Broadcom Ltd. formally abandoned its attempt to acquire rival chipmaker Qualcomm Inc. after U.S. President Donald Trump blocked the deal citing national security risks.
“Although we are disappointed with this outcome, Broadcom will comply,” the company said in a statement Wednesday, bringing to an official end a months-long battle to land the technology industry’s biggest ever deal.
Singapore-based Broadcom said it will continue to move forward with its plans to shift its official headquarters back to the U.S. and will hold its special shareholder meeting as planned on March 23. The company has also withdrawn its slate of independent director nominees for Qualcomm’s board.
The retreat ends Chief Executive Officer Hock Tan’s most ambitious move yet in his efforts to build a chip empire, after leading Broadcom through a string of deals that have reshaped the $400 billion semiconductor industry in the last several years. The company launched its unsolicited bid in November and was quickly and repeatedly rebuffed by Qualcomm’s management and board.
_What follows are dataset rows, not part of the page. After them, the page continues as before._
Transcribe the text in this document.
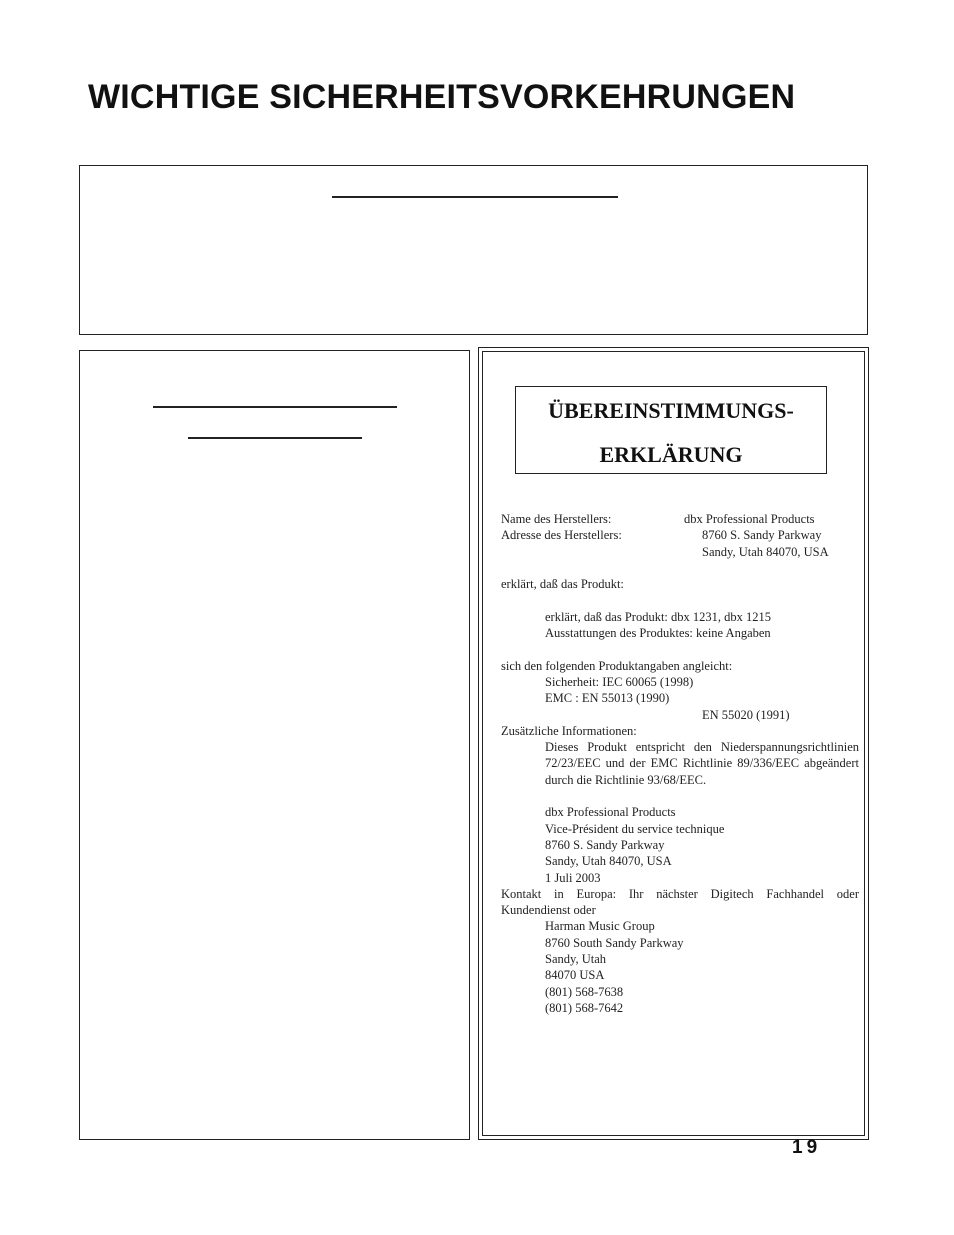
WICHTIGE SICHERHEITSVORKEHRUNGEN
ÜBEREINSTIMMUNGS-
ERKLÄRUNG
Name des Herstellers:	dbx Professional Products
Adresse des Herstellers:	8760 S. Sandy Parkway
Sandy, Utah 84070, USA
erklärt, daß das Produkt:
erklärt, daß das Produkt: dbx 1231, dbx 1215
Ausstattungen des Produktes: keine Angaben
sich den folgenden Produktangaben angleicht:
Sicherheit: IEC 60065 (1998)
EMC : EN 55013 (1990)
EN 55020 (1991)
Zusätzliche Informationen:
Dieses Produkt entspricht den Niederspannungsrichtlinien 72/23/EEC und der EMC Richtlinie 89/336/EEC abgeändert durch die Richtlinie 93/68/EEC.
dbx Professional Products
Vice-Président du service technique
8760 S. Sandy Parkway
Sandy, Utah 84070, USA
1 Juli 2003
Kontakt in Europa: Ihr nächster Digitech Fachhandel oder Kundendienst oder
Harman Music Group
8760 South Sandy Parkway
Sandy, Utah
84070 USA
(801) 568-7638
(801) 568-7642
19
Broadcom had been gathering support from investors to overturn its target’s resistance to a deal.
An investigation of the deal by the Committee on Foreign Investment in the U.S., which reviews purchases of American businesses by foreign investors, confirmed national security threats related to the acquisition by Broadcom, the Treasury Department said in a letter to both companies made public March 12. Later that day Trump took the committee’s recommendation and banned the deal.
CFIUS on March 4 ordered Qualcomm to postpone a shareholder meeting to vote on Broadcom’s nominees as directors of the target. Broadcom aimed to win control of the board so it could advance with its hostile takeover. Treasury said Broadcom violated that order by not giving proper notice about moving its headquarters to the U.S.
The agency also cited the Defense Department’s reliance on products made by Qualcomm, which is based in San Diego. The company has “active sole source classified prime contracts” with the Pentagon, according to a letter from Treasury.
The letter prompted Qualcomm to postpone a March 6 annual meeting, where shareholders were to vote on board candidates, including six nominated by Broadcom. According to voting return data seen by Bloomberg, Broadcom was on course to win control of the board that had been resisting its overture.